COUNTERPOINT: Reforms should focus on costs of medical care

    At the outset of the current health care reform process, the country was focused on addressing three things: expanding health insurance access, controlling health care costs and improving health care quality. Sadly, thus far Congress has focused almost exclusively on regulation and rulemaking, and not on addressing the underlying costs of medical care that are driving up premiums and pricing health insurance out of reach of too many businesses, families and individuals.

    In fact, the reform bills crafted by both the House of Representatives and the Senate include provisions which do more to exacerbate, rather than correct, the country’s health care shortcomings.

    For those who have yet to sort through the details of the reform proposals, here are eight reasons why employees and employers alike should be concerned about the bills being debated in Congress:

    1. Employer requirements in the reform bills discourage employment. Both the House and Senate bills place additional requirements on employers that, in many cases, will increase employer costs for each person they employ. For example, the House’s bill includes an 8 percent employer payroll tax that is applied to employers that do not satisfy all of the new requirements. With unemployment at 26-year high, requirements that increase employer costs will only exacerbate the employment challenges in the United States. In fact, a study by the National Federation of Independent Business concluded that a national employer health care mandate would generate a net loss of more than 1.6 million jobs.
    2. “Pay or play” mandate could encourage employers to drop coverage. Both bills give employers the option to either continue offering health insurance to employees or drop their existing coverage and pay a tax. Many employers will choose to pay this tax because it is cheaper than the cost of providing health insurance. The Senate tax for a failure to offer health insurance is $750 per year per employee; compare this to the cost of thousands dollars a year to provide health insurance. This means many employees will be forced to buy coverage on their own (which will likely be more expensive than employer-sponsored coverage) or face a tax penalty for not purchasing coverage.
    3. Coverage will be more expensive for employees.
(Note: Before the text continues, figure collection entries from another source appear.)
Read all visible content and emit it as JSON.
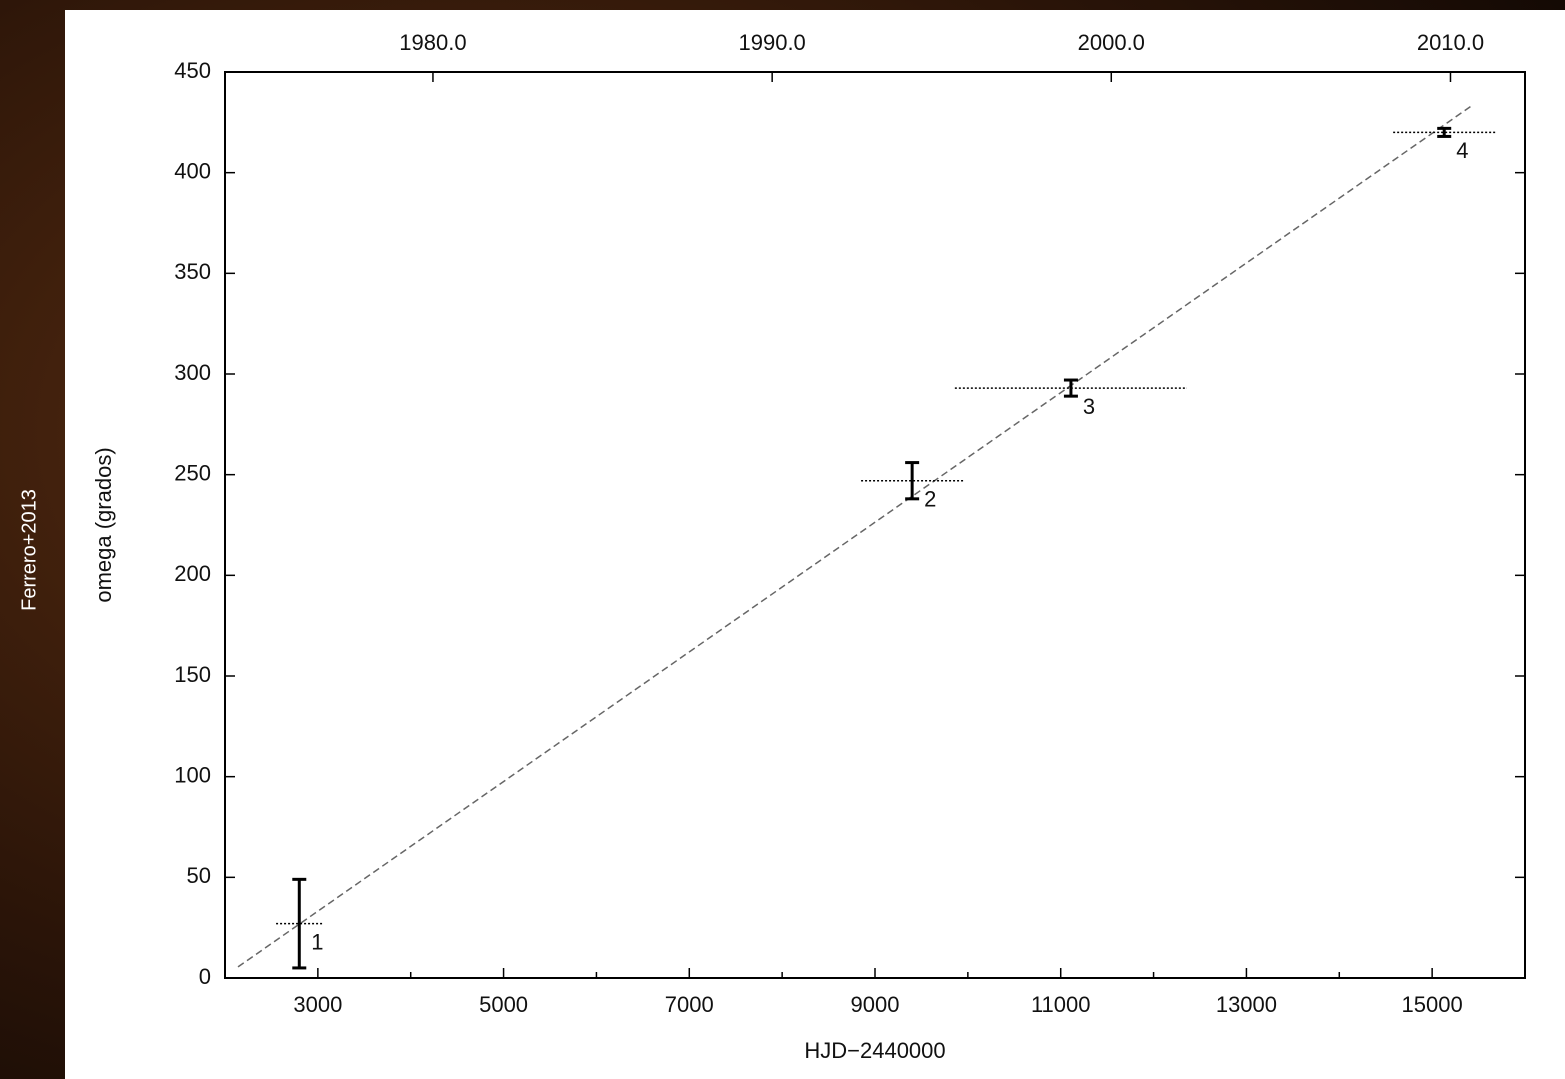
{
  "side_note": "Ferrero+2013",
  "chart_data": {
    "type": "scatter",
    "xlabel": "HJD−2440000",
    "ylabel": "omega (grados)",
    "points": {
      "x": [
        2800,
        9400,
        11110,
        15130
      ],
      "values": [
        27,
        247,
        293,
        420
      ],
      "yerr": [
        22,
        9,
        4,
        2
      ],
      "xerr": [
        250,
        550,
        1250,
        550
      ],
      "labels": [
        "1",
        "2",
        "3",
        "4"
      ],
      "color": "#000000"
    },
    "fit": {
      "x": [
        2140,
        15440
      ],
      "values": [
        5.5,
        433.7
      ],
      "color": "#666666"
    },
    "xlim": [
      2000,
      16000
    ],
    "ylim": [
      0,
      450
    ],
    "xticks": [
      3000,
      5000,
      7000,
      9000,
      11000,
      13000,
      15000
    ],
    "xminorticks": [
      4000,
      6000,
      8000,
      10000,
      12000,
      14000
    ],
    "x2ticks": [
      {
        "value": 4239.5,
        "label": "1980.0"
      },
      {
        "value": 7892.5,
        "label": "1990.0"
      },
      {
        "value": 11544.5,
        "label": "2000.0"
      },
      {
        "value": 15197.5,
        "label": "2010.0"
      }
    ],
    "yticks": [
      0,
      50,
      100,
      150,
      200,
      250,
      300,
      350,
      400,
      450
    ]
  }
}
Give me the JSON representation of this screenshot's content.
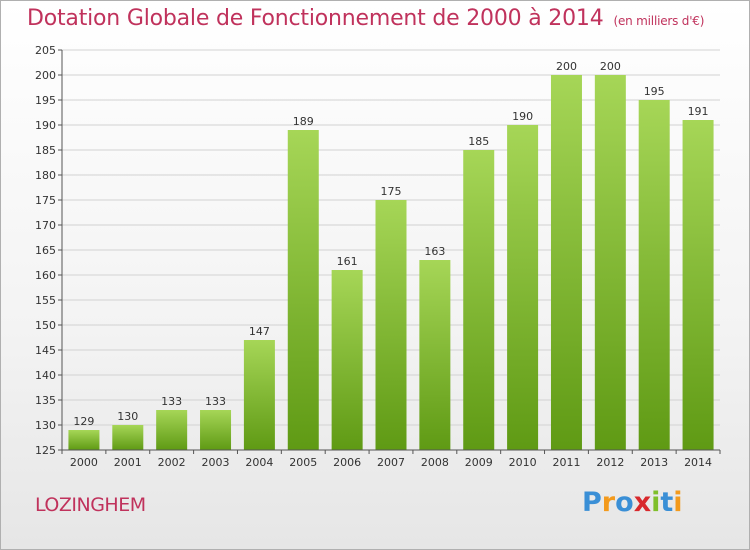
{
  "title": "Dotation Globale de Fonctionnement de 2000 à 2014",
  "subtitle": "(en milliers d'€)",
  "commune": "LOZINGHEM",
  "logo": {
    "letters": [
      "P",
      "r",
      "o",
      "x",
      "i",
      "t",
      "i"
    ],
    "colors": [
      "#3a8fd6",
      "#f39a1c",
      "#3a8fd6",
      "#d8282c",
      "#7fbf2a",
      "#3a8fd6",
      "#f39a1c"
    ]
  },
  "chart_data": {
    "type": "bar",
    "categories": [
      "2000",
      "2001",
      "2002",
      "2003",
      "2004",
      "2005",
      "2006",
      "2007",
      "2008",
      "2009",
      "2010",
      "2011",
      "2012",
      "2013",
      "2014"
    ],
    "values": [
      129,
      130,
      133,
      133,
      147,
      189,
      161,
      175,
      163,
      185,
      190,
      200,
      200,
      195,
      191
    ],
    "title": "Dotation Globale de Fonctionnement de 2000 à 2014",
    "ylim": [
      125,
      205
    ],
    "yticks": [
      125,
      130,
      135,
      140,
      145,
      150,
      155,
      160,
      165,
      170,
      175,
      180,
      185,
      190,
      195,
      200,
      205
    ],
    "grid": true,
    "bar_color_top": "#a6d657",
    "bar_color_bottom": "#5f9a14"
  }
}
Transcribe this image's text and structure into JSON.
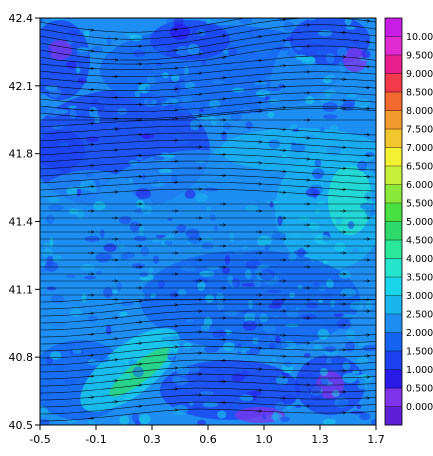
{
  "chart_data": {
    "type": "heatmap",
    "title": "",
    "xlabel": "",
    "ylabel": "",
    "xlim": [
      -0.5,
      1.7
    ],
    "ylim": [
      40.5,
      42.4
    ],
    "x_ticks": [
      "-0.5",
      "-0.1",
      "0.3",
      "0.6",
      "1.0",
      "1.3",
      "1.7"
    ],
    "y_ticks": [
      "40.5",
      "40.8",
      "41.1",
      "41.4",
      "41.8",
      "42.1",
      "42.4"
    ],
    "overlay": "streamlines",
    "streamline_direction": "west-to-east",
    "colorbar": {
      "placement": "right",
      "levels": [
        "0.000",
        "0.500",
        "1.000",
        "1.500",
        "2.000",
        "2.500",
        "3.000",
        "3.500",
        "4.000",
        "4.500",
        "5.000",
        "5.500",
        "6.000",
        "6.500",
        "7.000",
        "7.500",
        "8.000",
        "8.500",
        "9.000",
        "9.500",
        "10.00"
      ],
      "colors": [
        "#5f1fd6",
        "#7e34e8",
        "#2a1ae8",
        "#1d3ff0",
        "#1563f2",
        "#1e8ef2",
        "#19b5ef",
        "#1ad5ea",
        "#25e6cc",
        "#29e89c",
        "#2ed96b",
        "#49e042",
        "#8ae83a",
        "#c8f03a",
        "#f2f232",
        "#f2c62e",
        "#f29a2e",
        "#f26a2e",
        "#f23a4a",
        "#e81e8c",
        "#e02ad2",
        "#c81ee6"
      ]
    }
  }
}
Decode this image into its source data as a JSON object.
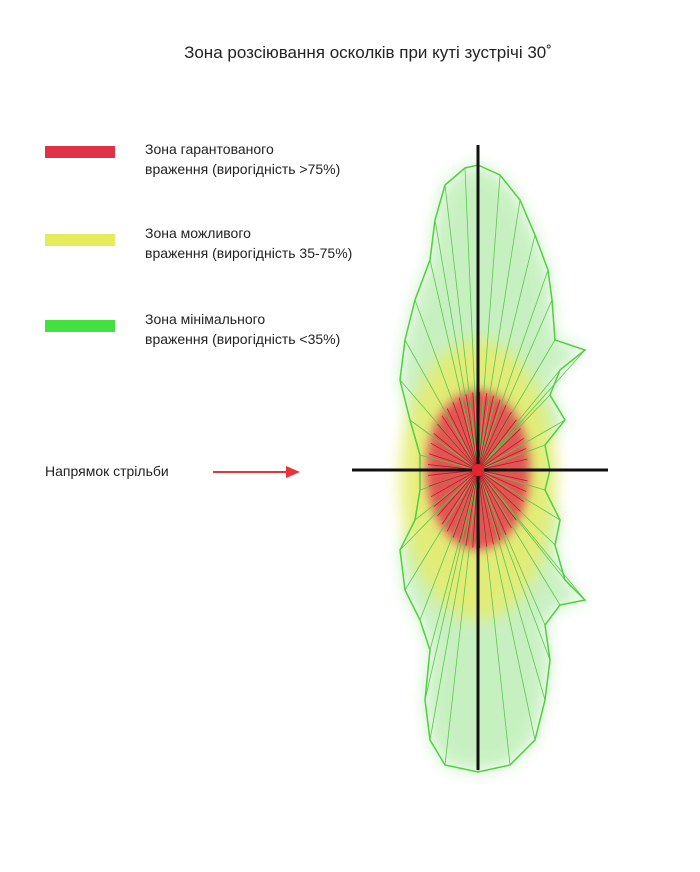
{
  "title": "Зона розсіювання осколків при куті зустрічі 30˚",
  "legend": [
    {
      "color": "#e03048",
      "lines": [
        "Зона гарантованого",
        "враження (вирогідність >75%)"
      ]
    },
    {
      "color": "#e4ec5a",
      "lines": [
        "Зона можливого",
        "враження (вирогідність 35-75%)"
      ]
    },
    {
      "color": "#44e040",
      "lines": [
        "Зона мінімального",
        "враження (вирогідність <35%)"
      ]
    }
  ],
  "direction_label": "Напрямок стрільби"
}
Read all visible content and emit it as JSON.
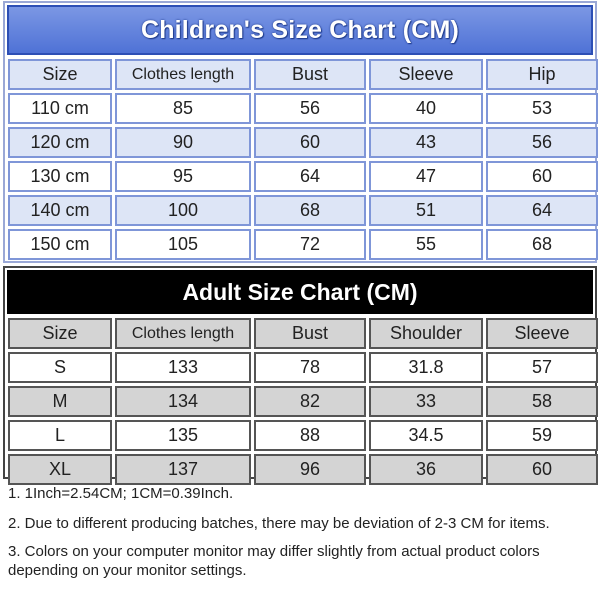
{
  "children_chart": {
    "title": "Children's Size Chart (CM)",
    "headers": [
      "Size",
      "Clothes length",
      "Bust",
      "Sleeve",
      "Hip"
    ],
    "rows": [
      [
        "110 cm",
        "85",
        "56",
        "40",
        "53"
      ],
      [
        "120 cm",
        "90",
        "60",
        "43",
        "56"
      ],
      [
        "130 cm",
        "95",
        "64",
        "47",
        "60"
      ],
      [
        "140 cm",
        "100",
        "68",
        "51",
        "64"
      ],
      [
        "150 cm",
        "105",
        "72",
        "55",
        "68"
      ]
    ]
  },
  "adult_chart": {
    "title": "Adult Size Chart (CM)",
    "headers": [
      "Size",
      "Clothes length",
      "Bust",
      "Shoulder",
      "Sleeve"
    ],
    "rows": [
      [
        "S",
        "133",
        "78",
        "31.8",
        "57"
      ],
      [
        "M",
        "134",
        "82",
        "33",
        "58"
      ],
      [
        "L",
        "135",
        "88",
        "34.5",
        "59"
      ],
      [
        "XL",
        "137",
        "96",
        "36",
        "60"
      ]
    ]
  },
  "notes": [
    "1. 1Inch=2.54CM; 1CM=0.39Inch.",
    "2. Due to different producing batches, there may be deviation of 2-3 CM for items.",
    "3. Colors on your computer monitor may differ slightly from actual product colors depending on your monitor settings."
  ],
  "colors": {
    "children_title_bg": "#4f72d6",
    "children_cell_border": "#7f96d8",
    "children_row_tint": "#dde5f6",
    "adult_title_bg": "#000000",
    "adult_row_tint": "#d4d4d4"
  }
}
Both bills will increase costs and reduce benefit flexibility by dictating what kinds of coverage options health insurers can offer businesses. These changes in benefit levels will lead to increased costs for employees.
    4. New taxes in Senate bill will drive up the cost of coverage. A multi-billion tax on health insurers is not tax deductible and will result in higher premiums, driving up costs for employees.  Additionally, a new tax on high-cost insurance is based on a formula which will result in more and more employees having to pay the tax each year, including many union members who have bargained for robust health benefits.
    5. Government-run plan in the House bill will likely under-pay doctors, hospitals and other medical care providers. Medicare already pays hospitals less than it costs to deliver care, resulting in unpaid expenses being passed on to individuals with private health insurance. A government-run health plan is likely to add to this cost shift, further increasing the cost of health insurance for those with private coverage.
    6. A weak individual mandate in both bills, combined with the new insurance rules that will allow individuals to wait until they need medical care to buy insurance, will result in a less healthy insurance pool and higher costs for employees. The proposed reforms only work if all Americans are required to carry some kind of health insurance to ensure risks and costs are fairly distributed. However, the current proposals would allow individuals to purchase coverage only when they are sick or wish to receive health services. Allowing this kind of after-the-fact health insurance purchasing is like allowing someone to buy auto insurance after a crash and have that insurance policy pay for their cost of their car repairs.
    7. Higher costs for states in all bills. Many state governments are already buckling under the financial pressure of public programs, and both the Senate and House bills place a partially-unfunded mandate on states to expand their Medicaid programs. Reform must provide cash-strapped states with the resources necessary for this expansion.
    8. Weak cost containment in all bills. The focus of reform should be improving quality and controlling costs, yet neither bill makes substantive changes to improve efficiencies within our health care delivery system.


    While people will differ on the exact details of how health care reform should be structured, no one is debating the fact that we must address the skyrocketing cost of health care before it bankrupts the nation. Yet, a year into this process, Congress has proven time and time again that it would rather tinker around the edges than deliver effective reforms.

    My company, Anthem Blue Cross and Blue Shield, supports efforts to provide universal access to health insurance coverage, but firmly believes health care reform must be done in a way that is both reasonable and sustainable. The bills in Congress fail on both these fronts and run counter to the basic concept of “bending the cost curve” to achieve affordable, sustainable care.

    There is still time for Congress to correct the flaws in its health care reform proposals, but it will take the voices of all Americans – from the assembly line worker to the corporate executive – to convince our elected officials to correct course and deliver the kind of reform the country agreed to at the beginning of this process.

    Larry Schreiber is the president of Anthem Blue Cross and Blue Shield in Wisconsin.